LAO finding that the costs of regulatory compliance and licensing fees are so high that legal marijuana could have a hard time competing with illegal marijuana even if the state ditched its cannabis taxes entirely doesn’t bode well for the long-term health of legal cannabis businesses.

But that’s not all. LAO also worries that if California reduces state taxes on marijuana, local governments will simply step in and raise their own tax rates.  Theoretically, that fear could be averted with a statewide limit on the taxes local jurisdictions could charge.  Most states, including neighboring states Nevada and Oregon, already set such limits as part of their adult-use marijuana laws.

Although the LAO was required to provide recommendations only about tax rates, its report also dedicates significant space to the tax structure, and with good reason.  After the passage of Proposition 64, the legislature passed the Medicinal and Adult-Use Cannabis Regulation and Safety Act to consolidate California’s medical and adult-use initiatives.  That law designated licensed marijuana distributors as the parties responsible for collection and payment to the state of both wholesale and retail marijuana taxes.

Distributors are essentially middlemen within the state’s regulatory structure who purchase wholesale marijuana from growers and package it for resale to dispensaries.  Growers are responsible for paying California’s cultivation tax, which is assessed as a fixed rate per pound of marijuana, but distributors are responsible for collecting and remitting that tax to the state.  This process gets even more complicated since marijuana may pass through multiple licensees’ hands in the supply chain before it ultimately is delivered to a dispensary. It is the final distributor who is supposed to remit the tax.  In practice, this constant pass-along of the tax liability makes it difficult for both licensees and tax authorities to determine who owes the money.

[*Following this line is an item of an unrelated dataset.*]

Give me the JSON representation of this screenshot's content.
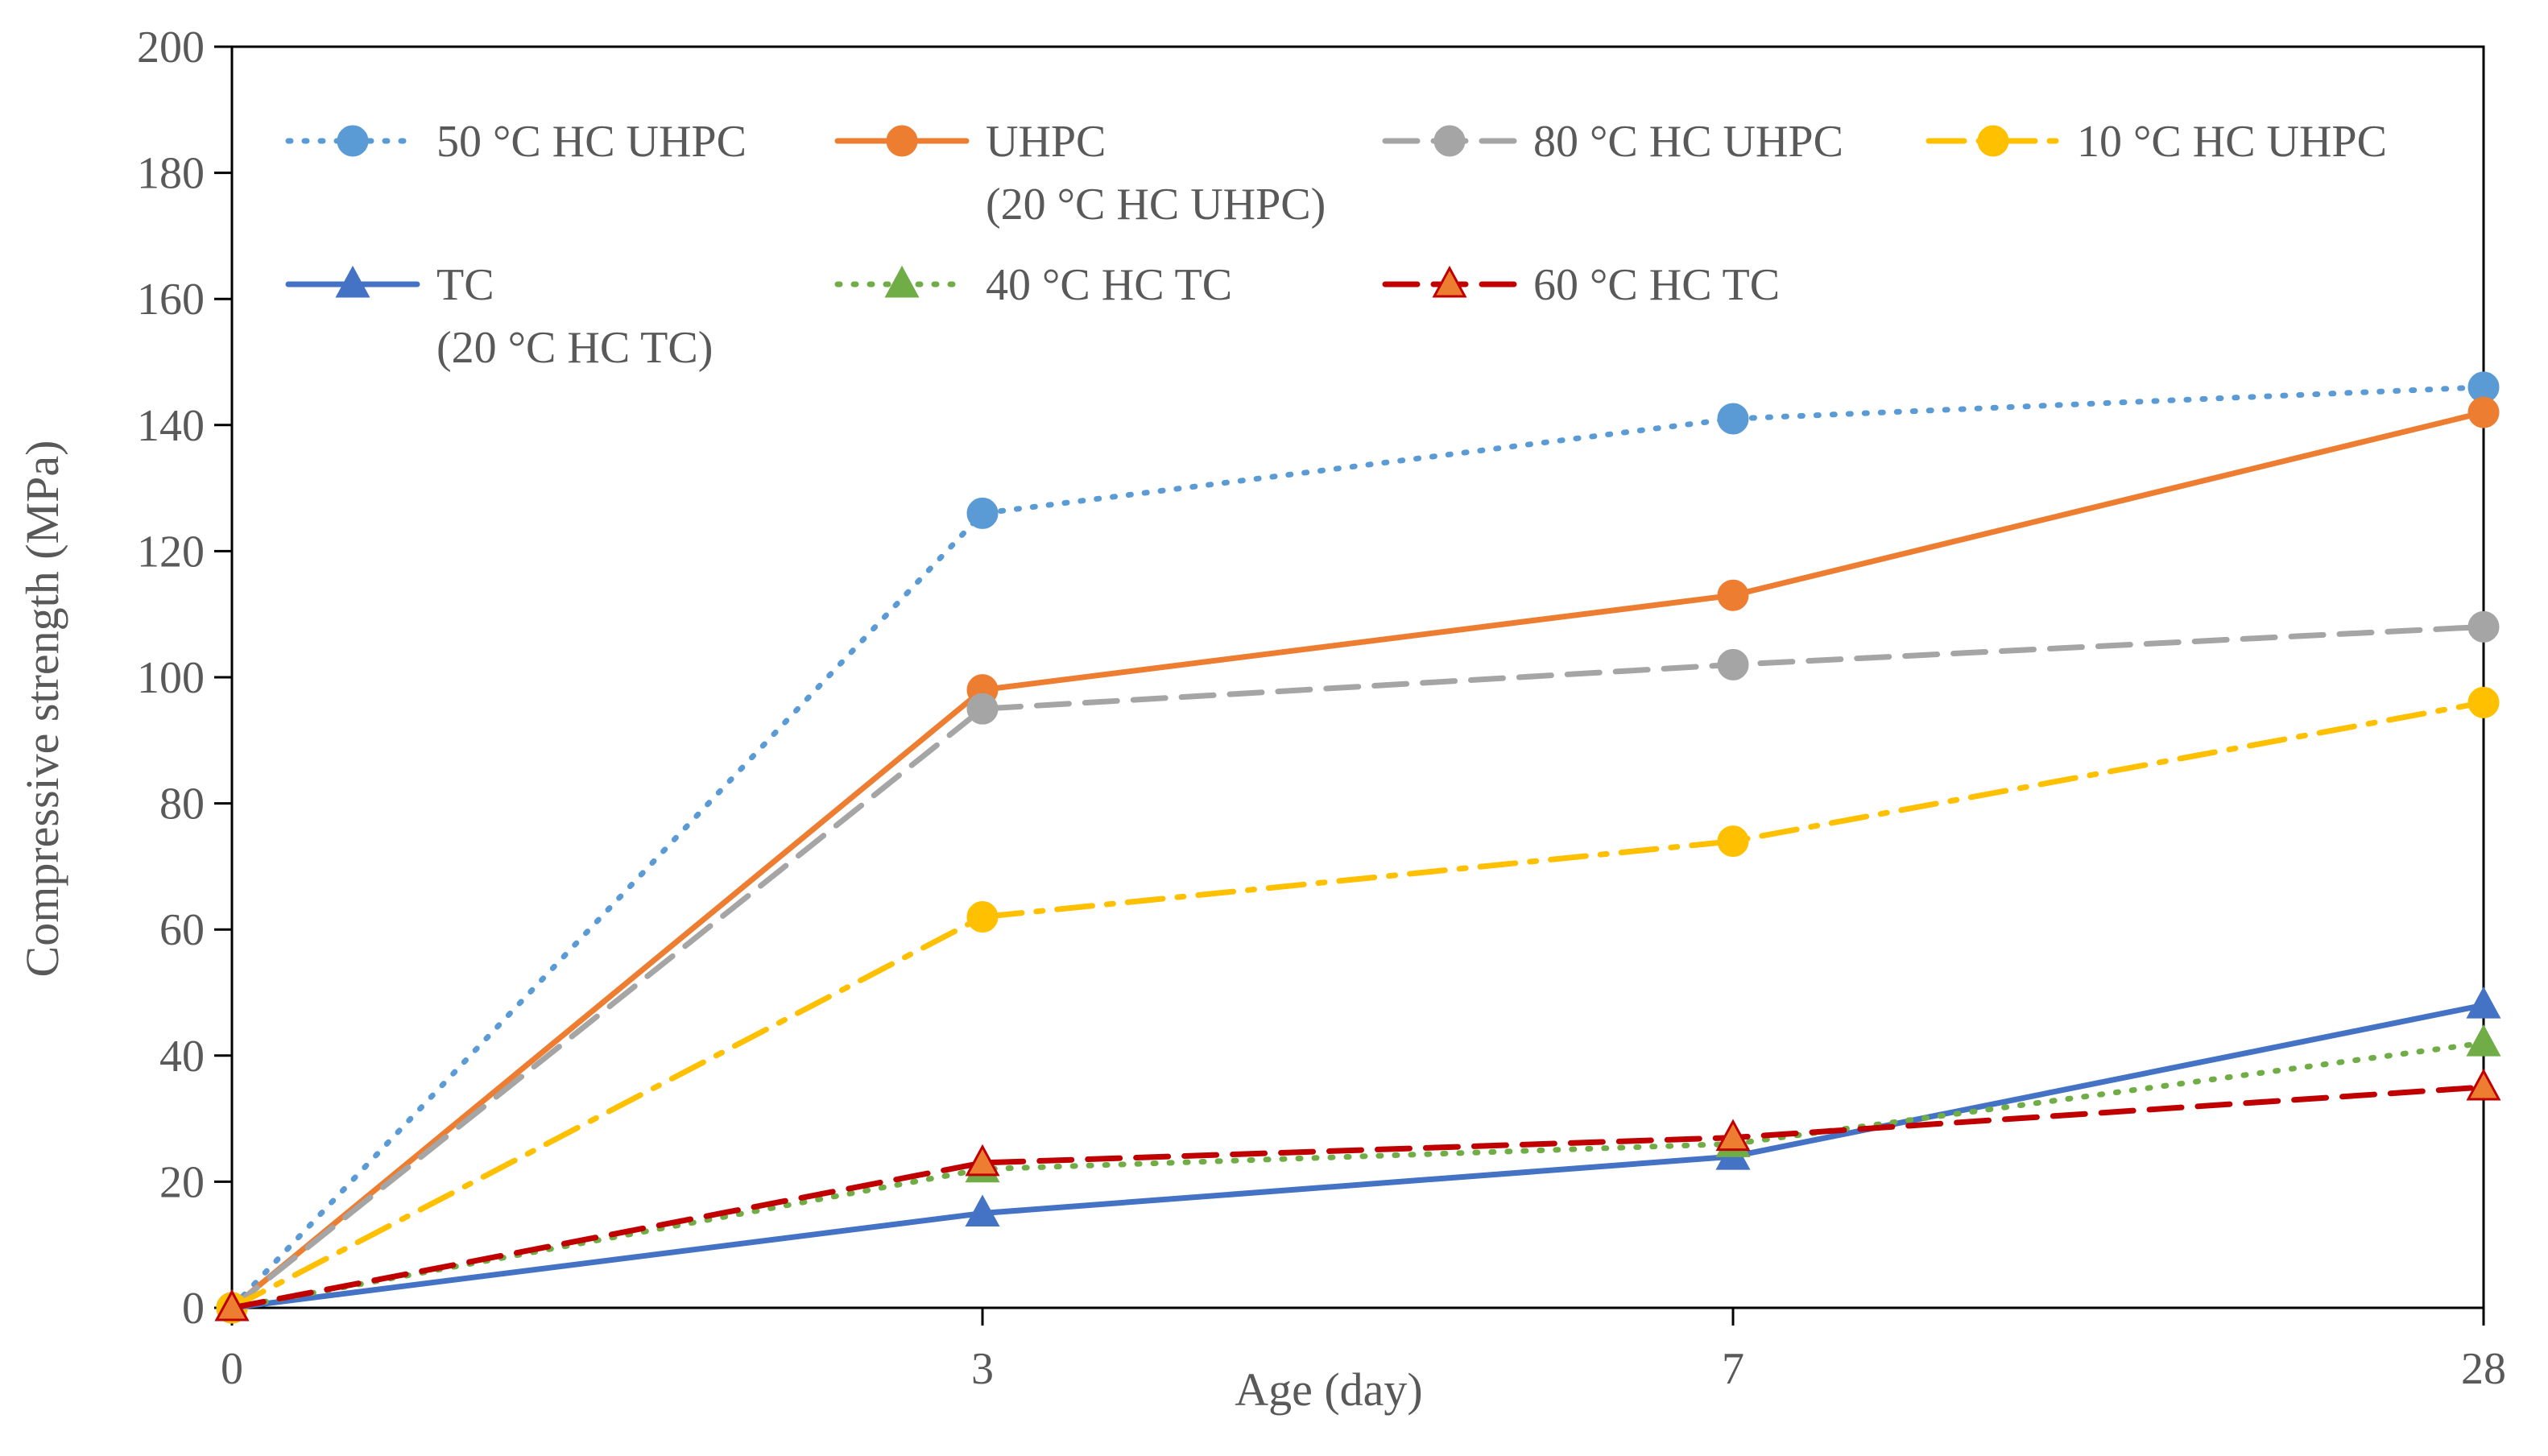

To make matters worse, the final distributor is also responsible for collecting and paying the state’s retail excise tax.  The distributor must calculate and remit this tax before a consumer ever purchases a final product from a dispensary.  Instead, the state simply assumes the retailer will mark up its wholesale prices by a given amount—currently 80 percent—and requires the final distributor to remit retail excise taxes based on this assumed price.

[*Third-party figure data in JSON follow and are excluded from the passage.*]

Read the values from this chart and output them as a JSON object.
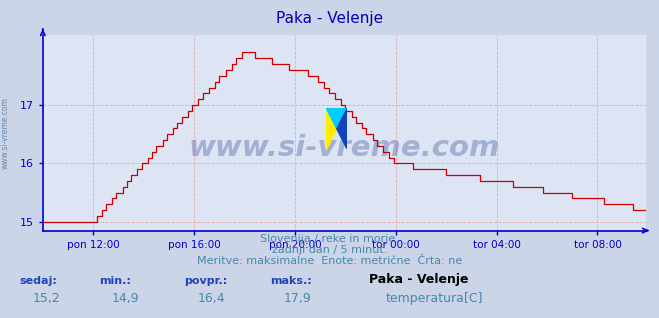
{
  "title": "Paka - Velenje",
  "title_color": "#0000bb",
  "bg_color": "#ccd4e8",
  "plot_bg_color": "#dde4f4",
  "line_color": "#cc0000",
  "grid_color": "#e8aaaa",
  "axis_color": "#0000cc",
  "text_color": "#4488aa",
  "ytick_color": "#4488aa",
  "ylim": [
    14.85,
    18.2
  ],
  "yticks": [
    15,
    16,
    17
  ],
  "xlabel_ticks": [
    "pon 12:00",
    "pon 16:00",
    "pon 20:00",
    "tor 00:00",
    "tor 04:00",
    "tor 08:00"
  ],
  "watermark": "www.si-vreme.com",
  "subtitle1": "Slovenija / reke in morje.",
  "subtitle2": "zadnji dan / 5 minut.",
  "subtitle3": "Meritve: maksimalne  Enote: metrične  Črta: ne",
  "footer_labels": [
    "sedaj:",
    "min.:",
    "povpr.:",
    "maks.:"
  ],
  "footer_values": [
    "15,2",
    "14,9",
    "16,4",
    "17,9"
  ],
  "footer_series_name": "Paka - Velenje",
  "footer_series_label": "temperatura[C]",
  "side_label": "www.si-vreme.com"
}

This final sale may never materialize.  For instance, the products could spoil before a sale is made or a retailer could decide to sell it at a lower price.  That’s why sales taxes are normally calculated at the point of sale and remitted to the state directly by the retailer. This oddity within California’s commercial marijuana structure has virtually no equivalent in other industries or other state marijuana programs.

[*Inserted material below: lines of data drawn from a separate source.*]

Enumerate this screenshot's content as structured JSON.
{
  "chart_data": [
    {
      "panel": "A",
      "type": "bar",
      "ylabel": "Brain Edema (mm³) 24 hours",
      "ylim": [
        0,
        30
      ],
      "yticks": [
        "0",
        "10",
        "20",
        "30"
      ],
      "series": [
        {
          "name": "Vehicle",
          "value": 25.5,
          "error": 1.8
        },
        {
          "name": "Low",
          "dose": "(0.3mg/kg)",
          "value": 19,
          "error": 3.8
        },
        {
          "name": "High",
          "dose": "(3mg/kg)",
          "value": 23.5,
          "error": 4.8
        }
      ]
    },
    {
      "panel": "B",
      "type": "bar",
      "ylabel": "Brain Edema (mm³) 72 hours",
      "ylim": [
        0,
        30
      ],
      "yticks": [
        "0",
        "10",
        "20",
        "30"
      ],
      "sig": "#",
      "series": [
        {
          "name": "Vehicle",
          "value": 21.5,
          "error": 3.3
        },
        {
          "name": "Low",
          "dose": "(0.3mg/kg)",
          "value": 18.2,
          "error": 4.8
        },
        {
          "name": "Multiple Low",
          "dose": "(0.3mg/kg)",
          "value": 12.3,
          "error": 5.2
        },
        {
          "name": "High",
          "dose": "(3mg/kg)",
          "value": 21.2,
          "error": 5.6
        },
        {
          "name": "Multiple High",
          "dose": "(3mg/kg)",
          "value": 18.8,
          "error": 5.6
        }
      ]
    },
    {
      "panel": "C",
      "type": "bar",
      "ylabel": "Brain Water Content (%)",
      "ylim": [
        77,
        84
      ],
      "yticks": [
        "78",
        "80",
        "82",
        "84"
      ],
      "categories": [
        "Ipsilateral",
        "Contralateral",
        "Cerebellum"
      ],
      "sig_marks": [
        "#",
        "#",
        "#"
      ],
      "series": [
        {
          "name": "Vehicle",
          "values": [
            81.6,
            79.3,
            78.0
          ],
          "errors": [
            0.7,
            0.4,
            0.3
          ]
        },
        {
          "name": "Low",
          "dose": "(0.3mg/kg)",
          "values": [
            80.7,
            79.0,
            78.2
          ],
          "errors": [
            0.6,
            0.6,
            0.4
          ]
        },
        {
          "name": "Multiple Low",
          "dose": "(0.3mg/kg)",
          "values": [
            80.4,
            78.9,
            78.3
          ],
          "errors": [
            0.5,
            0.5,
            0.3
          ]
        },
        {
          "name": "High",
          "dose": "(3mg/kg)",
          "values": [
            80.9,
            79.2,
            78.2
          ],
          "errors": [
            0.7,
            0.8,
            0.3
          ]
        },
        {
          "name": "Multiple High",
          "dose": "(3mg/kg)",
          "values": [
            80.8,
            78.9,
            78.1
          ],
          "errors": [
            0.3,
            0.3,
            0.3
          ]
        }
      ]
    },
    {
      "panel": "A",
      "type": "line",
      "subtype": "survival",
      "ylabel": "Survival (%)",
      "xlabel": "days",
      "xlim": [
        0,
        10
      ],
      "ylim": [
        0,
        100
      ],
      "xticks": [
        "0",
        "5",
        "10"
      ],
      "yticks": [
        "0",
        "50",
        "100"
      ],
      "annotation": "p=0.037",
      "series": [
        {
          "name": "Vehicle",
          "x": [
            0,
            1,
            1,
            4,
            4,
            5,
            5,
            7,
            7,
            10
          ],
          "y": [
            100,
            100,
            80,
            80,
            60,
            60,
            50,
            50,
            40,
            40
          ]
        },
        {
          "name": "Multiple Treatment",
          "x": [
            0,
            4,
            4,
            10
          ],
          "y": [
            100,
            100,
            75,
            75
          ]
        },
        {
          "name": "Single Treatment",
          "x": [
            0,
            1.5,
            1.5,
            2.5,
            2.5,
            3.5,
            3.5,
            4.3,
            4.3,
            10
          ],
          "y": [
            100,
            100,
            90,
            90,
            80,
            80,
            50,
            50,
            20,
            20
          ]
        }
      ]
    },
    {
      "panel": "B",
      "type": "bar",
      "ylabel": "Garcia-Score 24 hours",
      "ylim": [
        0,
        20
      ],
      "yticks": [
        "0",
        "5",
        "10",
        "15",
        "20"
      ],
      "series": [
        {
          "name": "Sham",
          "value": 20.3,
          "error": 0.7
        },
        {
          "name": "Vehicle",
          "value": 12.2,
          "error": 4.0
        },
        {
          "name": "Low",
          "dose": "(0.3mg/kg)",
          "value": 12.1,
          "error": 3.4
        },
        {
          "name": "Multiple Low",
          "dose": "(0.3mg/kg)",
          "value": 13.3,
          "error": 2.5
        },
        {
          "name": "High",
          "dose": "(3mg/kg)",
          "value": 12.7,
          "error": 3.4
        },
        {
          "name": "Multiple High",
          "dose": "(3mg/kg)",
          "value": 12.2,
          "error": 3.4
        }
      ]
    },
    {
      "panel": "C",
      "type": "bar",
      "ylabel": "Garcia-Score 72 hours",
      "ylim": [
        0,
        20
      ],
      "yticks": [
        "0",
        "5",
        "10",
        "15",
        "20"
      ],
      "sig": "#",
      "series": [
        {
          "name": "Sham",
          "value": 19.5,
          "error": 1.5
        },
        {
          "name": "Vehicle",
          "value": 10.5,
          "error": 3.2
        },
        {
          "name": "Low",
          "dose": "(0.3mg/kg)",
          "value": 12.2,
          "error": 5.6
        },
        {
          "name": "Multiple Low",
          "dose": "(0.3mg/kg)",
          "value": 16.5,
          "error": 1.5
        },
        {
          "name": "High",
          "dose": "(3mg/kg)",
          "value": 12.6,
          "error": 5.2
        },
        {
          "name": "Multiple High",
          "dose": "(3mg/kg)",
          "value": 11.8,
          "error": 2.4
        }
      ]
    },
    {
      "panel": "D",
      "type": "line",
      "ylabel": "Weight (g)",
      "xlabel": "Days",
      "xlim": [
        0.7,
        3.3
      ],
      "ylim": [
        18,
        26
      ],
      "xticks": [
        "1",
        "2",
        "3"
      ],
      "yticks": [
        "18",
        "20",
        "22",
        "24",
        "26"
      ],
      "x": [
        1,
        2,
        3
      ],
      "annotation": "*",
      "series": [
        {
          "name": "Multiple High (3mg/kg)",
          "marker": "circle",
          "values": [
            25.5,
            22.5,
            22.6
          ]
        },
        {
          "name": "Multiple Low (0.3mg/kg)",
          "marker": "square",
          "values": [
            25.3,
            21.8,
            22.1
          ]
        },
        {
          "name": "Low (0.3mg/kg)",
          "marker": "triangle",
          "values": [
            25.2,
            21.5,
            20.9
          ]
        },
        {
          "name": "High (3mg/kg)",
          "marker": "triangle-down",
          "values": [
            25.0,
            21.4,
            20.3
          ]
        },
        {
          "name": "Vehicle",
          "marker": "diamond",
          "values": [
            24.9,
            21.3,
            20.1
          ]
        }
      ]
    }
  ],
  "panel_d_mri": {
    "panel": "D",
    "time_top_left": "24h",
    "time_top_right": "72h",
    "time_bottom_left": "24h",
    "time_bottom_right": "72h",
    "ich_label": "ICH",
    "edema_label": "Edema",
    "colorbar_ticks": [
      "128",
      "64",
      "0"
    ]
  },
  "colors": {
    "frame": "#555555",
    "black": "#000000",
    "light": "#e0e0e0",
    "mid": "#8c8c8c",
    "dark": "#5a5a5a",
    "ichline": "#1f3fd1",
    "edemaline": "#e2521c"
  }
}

As LAO observes, “For most taxes, a single entity—a taxpayer—participates in the taxed event, collects the original tax payment, and remits the tax to the state.”

LAO ultimately recommends both a drastic simplification of the tax structure—moving only to a single level of taxation at retail—and an overall rate reduction, dropping the total tax to “somewhere in the range of 15 to 20 percent.”

“Our recommended range of tax rates reflects the three goals outlined in statute: undercutting illicit market prices, generating sufficient revenues, and discouraging youth use,” LAO states.

These recommendations comport strongly with those made previously by Reason Foundation and legislators would be wise to take LAO’s advice.

Geoffrey Lawrence is a senior policy fellow at Reason Foundation.